Too many adults at risk – latest OECD report on skills

7 October 2013

Too many adults have a ‘higher risk of losing their jobs in today’s rapidly changing global labour market’ according to the OECD Survey of Adult Skills, which confirms many of NIACE’s concerns about the serious inequalities in skills training that prevent too many people from participating in learning. NIACE believes that the OECD recommendation that low-skilled adults need more second-chance opportunities to learn is critical for our economy.

Responding to the OECD Survey of Adult Skills – which analysed literacy, numeracy and technology skills in 24 countries across the world, including England and Northern Ireland – David Hughes, Chief Executive of NIACE, said:

“This survey confirms our participation survey findings that those adults who have the most to gain are the ones who are missing out on learning the fundamental skills of literacy, numeracy and technology. This means they are more vulnerable to losing their jobs and being trapped in a low-skills, no-learning cycle of creeping hopelessness. This could not only have lifetime consequences on their confidence, self esteem and life chances, but also have a major impact on a sustained economic recovery.

“While there are positives – including those which show the effectiveness of England and Northern Ireland activating their highly skilled adults and the strong and positive association between higher literacy and good health, volunteering and political involvement; there are many areas that are deeply concerning. Most worrying is the particularly large proportion of adults who have low levels of numeracy skills, the fact that the pool of highly skilled adults is likely to shrink and the impact that low skills have on social inequalities – especially for young people and when compared to other countries.
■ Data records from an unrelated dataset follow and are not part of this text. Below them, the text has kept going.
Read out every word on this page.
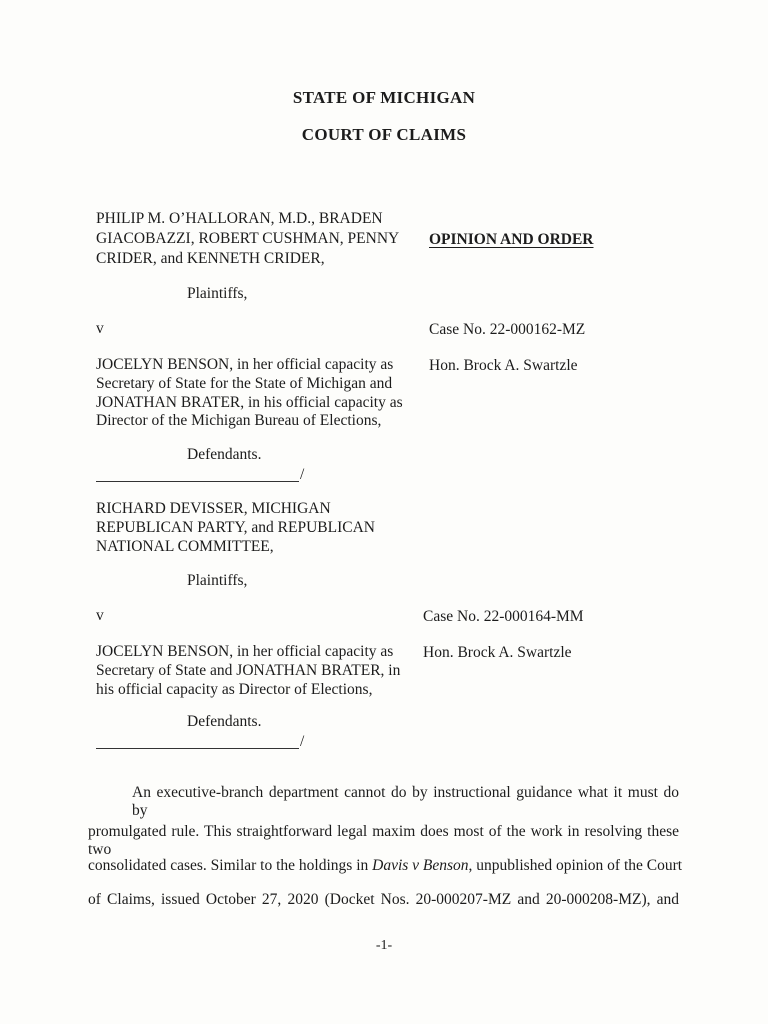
STATE OF MICHIGAN
COURT OF CLAIMS
PHILIP M. O’HALLORAN, M.D., BRADEN
GIACOBAZZI, ROBERT CUSHMAN, PENNY
CRIDER, and KENNETH CRIDER,
OPINION AND ORDER
Plaintiffs,
v	Case No. 22-000162-MZ
JOCELYN BENSON, in her official capacity as
Secretary of State for the State of Michigan and
JONATHAN BRATER, in his official capacity as
Director of the Michigan Bureau of Elections,
Hon. Brock A. Swartzle
Defendants.
/
RICHARD DEVISSER, MICHIGAN
REPUBLICAN PARTY, and REPUBLICAN
NATIONAL COMMITTEE,
Plaintiffs,
v	Case No. 22-000164-MM
JOCELYN BENSON, in her official capacity as
Secretary of State and JONATHAN BRATER, in
his official capacity as Director of Elections,
Hon. Brock A. Swartzle
Defendants.
/
An executive-branch department cannot do by instructional guidance what it must do by
promulgated rule. This straightforward legal maxim does most of the work in resolving these two
consolidated cases. Similar to the holdings in Davis v Benson, unpublished opinion of the Court
of Claims, issued October 27, 2020 (Docket Nos. 20-000207-MZ and 20-000208-MZ), and
-1-
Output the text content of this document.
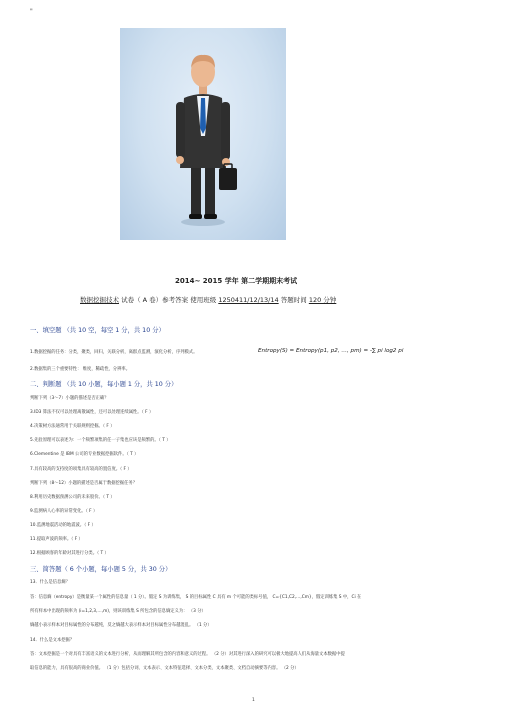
"
2014~ 2015 学年 第二学期期末考试
数据挖掘技术 试卷（ A 卷）参考答案 使用班级 1250411/12/13/14 答题时间 120 分钟
一、填空题 （共 10 空，每空 1 分，共 10 分）
1.数据挖掘的任务：分类，聚类，回归，关联分析，离群点监测，演化分析，序列模式。
2.数据集的三个重要特性： 维度，稀疏性，分辨率。
Entropy(S) = Entropy(p1, p2, …, pm) = -∑ pi log2 pi
二、判断题 （共 10 小题，每小题 1 分，共 10 分）
判断下列（3～7）小题的描述是否正确？
3.ID3 算法不仅可以处理离散属性，还可以处理连续属性。（ F ）
4.决策树方法通常用于关联规则挖掘。（ F ）
5.先验原理可以表述为：一个频繁项集的任一子集也应该是频繁的。（ T ）
6.Clementine 是 IBM 公司的专业数据挖掘软件。（ T ）
7.具有较高的支持度的项集具有较高的置信度。（ F ）
判断下列（8～12）小题的描述是否属于数据挖掘任务？
8.利用历史数据预测公司的未来股价。（ T ）
9.监测病人心率的异常变化。（ F ）
10.监测地震活动的地震波。（ F ）
11.提取声波的频率。（ F ）
12.根据顾客的年龄对其进行分类。（ T ）
三、简答题（ 6 个小题，每小题 5 分，共 30 分）
13．什么是信息熵？
答：信息熵（entropy）是衡量某一个属性的信息量（ 1 分）。假定 S 为训练集， S 的目标属性 C 具有 m 个可能的类标号值， C={C1,C2,…,Cm}，假定训练集 S 中，Ci 在
所有样本中出现的频率为 (i=1,2,3,…,m)，则该训练集 S 所包含的信息熵定义为： （3 分）
熵越小表示样本对目标属性的分布越纯，反之熵越大表示样本对目标属性分布越混乱。 （1 分）
14．什么是文本挖掘？
答：文本挖掘是一个对具有丰富语义的文本进行分析，从而理解其所包含的内容和意义的过程。 （2 分）对其进行深入的研究可以极大地提高人们从海量文本数据中提
取信息的能力，具有很高的商业价值。 （1 分）包括分词、文本表示、文本特征选择、文本分类、文本聚类、文档自动摘要等内容。 （2 分）
1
“We need to find out what will motivate people back into learning and create a culture where learning is seen as an aspirational activity which will not only benefit individuals but their families and communities aswell. We cannot allow a situation where the adults who don’t participate in learning are the ones who need to improve their skills the most for the sake of their future career prospects. NIACE wants to see a number of stakeholders, including Government, employers and providers, form local partnerships and put the ‘scaffolding’ in place that will provide new learning opportunities to help people get the skills they need that will lead to sustained and fulfilling careers.”